Muang Khoun was the capital of the Phuan Kingdom of the 14th century. It is southeast of Phonsavan. At the Wat Phia Wat Temple, destroyed during the conflicts of the First Indochina War (1946–1954) and the Second Vietnam War (1955–1975), the ruins of a stone wall with brick archways, relics of French colonial rule of over this part of Laos and from the whole country, a statue of Buddha, broken pillars and sections of walls remain and are visible and accessible. Once buried in the tropical forest, the That Foun stupa, dating back some 450 years, can be seen near the road outside Phonsavan. In an ethnic village of the Phuan, to the south of Phonsavan, Ban Napi mounds of war scrap can be seen buried in tableware.

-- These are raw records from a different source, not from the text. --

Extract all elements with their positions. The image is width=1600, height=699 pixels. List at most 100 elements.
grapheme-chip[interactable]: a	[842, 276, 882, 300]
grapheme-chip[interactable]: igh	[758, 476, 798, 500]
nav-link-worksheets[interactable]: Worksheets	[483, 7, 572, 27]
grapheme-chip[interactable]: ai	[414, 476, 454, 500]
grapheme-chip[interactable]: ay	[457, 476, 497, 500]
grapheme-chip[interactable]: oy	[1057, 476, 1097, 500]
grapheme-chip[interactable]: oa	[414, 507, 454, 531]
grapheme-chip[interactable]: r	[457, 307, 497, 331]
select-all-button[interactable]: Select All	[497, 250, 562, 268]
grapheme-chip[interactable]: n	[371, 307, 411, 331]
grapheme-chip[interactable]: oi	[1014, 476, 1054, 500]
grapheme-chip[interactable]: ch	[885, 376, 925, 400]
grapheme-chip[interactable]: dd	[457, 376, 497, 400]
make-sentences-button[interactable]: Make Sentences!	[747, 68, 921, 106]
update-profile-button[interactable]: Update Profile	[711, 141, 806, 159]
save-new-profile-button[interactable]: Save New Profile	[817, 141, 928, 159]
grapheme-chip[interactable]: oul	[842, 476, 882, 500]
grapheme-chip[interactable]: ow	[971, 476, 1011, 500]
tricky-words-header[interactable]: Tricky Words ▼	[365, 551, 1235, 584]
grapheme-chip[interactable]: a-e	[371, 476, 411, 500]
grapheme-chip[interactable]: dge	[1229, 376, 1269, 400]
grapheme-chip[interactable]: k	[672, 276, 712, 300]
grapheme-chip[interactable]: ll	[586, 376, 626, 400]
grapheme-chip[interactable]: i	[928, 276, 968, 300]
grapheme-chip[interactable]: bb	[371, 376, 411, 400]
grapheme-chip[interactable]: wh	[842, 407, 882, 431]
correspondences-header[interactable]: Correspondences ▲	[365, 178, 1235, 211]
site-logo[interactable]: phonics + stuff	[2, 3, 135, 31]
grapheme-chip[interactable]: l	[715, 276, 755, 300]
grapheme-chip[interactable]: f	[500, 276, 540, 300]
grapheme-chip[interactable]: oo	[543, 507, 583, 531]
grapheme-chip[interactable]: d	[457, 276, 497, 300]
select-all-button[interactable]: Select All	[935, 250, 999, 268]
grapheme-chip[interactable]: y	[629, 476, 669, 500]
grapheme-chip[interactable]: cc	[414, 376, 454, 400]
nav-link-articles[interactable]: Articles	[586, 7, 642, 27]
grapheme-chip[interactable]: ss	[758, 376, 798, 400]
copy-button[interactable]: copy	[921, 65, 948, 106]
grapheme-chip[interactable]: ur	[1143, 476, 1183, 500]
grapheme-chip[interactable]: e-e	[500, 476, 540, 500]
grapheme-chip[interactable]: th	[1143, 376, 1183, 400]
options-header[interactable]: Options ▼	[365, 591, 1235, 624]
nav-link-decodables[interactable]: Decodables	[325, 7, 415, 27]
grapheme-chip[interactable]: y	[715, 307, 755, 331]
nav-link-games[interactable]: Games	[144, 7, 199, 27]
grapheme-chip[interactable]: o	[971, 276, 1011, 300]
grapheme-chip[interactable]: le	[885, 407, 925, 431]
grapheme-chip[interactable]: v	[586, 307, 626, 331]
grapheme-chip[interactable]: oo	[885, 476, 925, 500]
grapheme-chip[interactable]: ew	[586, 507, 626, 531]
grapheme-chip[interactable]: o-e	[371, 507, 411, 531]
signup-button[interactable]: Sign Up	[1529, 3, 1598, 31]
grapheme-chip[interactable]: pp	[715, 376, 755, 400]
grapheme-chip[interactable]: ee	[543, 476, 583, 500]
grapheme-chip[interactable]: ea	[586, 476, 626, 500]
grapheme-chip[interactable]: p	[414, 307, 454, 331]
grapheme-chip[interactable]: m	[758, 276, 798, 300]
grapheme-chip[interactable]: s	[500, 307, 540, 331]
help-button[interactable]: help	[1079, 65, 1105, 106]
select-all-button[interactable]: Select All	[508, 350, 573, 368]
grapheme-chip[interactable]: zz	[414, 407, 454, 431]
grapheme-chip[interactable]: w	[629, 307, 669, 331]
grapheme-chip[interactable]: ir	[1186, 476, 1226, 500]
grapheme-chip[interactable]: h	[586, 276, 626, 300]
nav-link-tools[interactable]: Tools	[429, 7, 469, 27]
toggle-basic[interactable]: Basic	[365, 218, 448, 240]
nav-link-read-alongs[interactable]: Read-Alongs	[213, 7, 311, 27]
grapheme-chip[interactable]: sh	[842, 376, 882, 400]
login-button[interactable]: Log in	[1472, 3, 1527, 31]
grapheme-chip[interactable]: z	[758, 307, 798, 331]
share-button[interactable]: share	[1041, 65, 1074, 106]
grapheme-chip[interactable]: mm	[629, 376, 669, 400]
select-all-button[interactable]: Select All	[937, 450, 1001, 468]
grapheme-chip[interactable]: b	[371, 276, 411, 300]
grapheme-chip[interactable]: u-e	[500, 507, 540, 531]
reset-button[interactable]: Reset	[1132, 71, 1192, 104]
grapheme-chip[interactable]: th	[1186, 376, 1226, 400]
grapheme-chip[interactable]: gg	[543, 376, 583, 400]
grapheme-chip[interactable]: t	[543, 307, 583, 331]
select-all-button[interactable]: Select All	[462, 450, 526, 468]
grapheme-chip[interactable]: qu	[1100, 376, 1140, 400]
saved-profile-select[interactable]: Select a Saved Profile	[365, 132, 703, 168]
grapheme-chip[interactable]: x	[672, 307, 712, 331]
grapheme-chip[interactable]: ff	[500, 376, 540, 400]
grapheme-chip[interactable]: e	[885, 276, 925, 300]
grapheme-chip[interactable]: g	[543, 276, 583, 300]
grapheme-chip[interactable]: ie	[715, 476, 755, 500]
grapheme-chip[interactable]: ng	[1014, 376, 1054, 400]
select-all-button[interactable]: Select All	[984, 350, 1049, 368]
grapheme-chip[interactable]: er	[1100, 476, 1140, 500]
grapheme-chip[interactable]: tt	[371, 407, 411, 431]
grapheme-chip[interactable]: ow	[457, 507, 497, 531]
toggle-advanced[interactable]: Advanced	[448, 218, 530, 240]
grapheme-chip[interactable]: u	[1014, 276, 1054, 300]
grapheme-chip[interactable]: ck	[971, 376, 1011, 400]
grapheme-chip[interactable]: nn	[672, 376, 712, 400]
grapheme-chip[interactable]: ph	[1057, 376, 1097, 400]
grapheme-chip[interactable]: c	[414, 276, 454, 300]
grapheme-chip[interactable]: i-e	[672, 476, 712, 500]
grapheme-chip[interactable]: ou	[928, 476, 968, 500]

During the 1980s, eight families came together and assembled bits and pieces of aluminum from damaged, crashed or shot-down United States Air Force aircraft, and aircraft from US-aligned air forces (such as the Royal Lao Air Force) in mounds of melted metal, lack, wood and ash. Such war debris and wreckage can be found scattered between the Lang Waterfall and Jar Site 3 of the Plain of Jars.

A secret tunnel was constructed below the hills of the Phu Kheng Jar Quarry Site during the Second Indochina War. The tunnel is 70 m in length and 1.6 m in height. Reinforced-concrete bunkers with night-camps are visible nearby.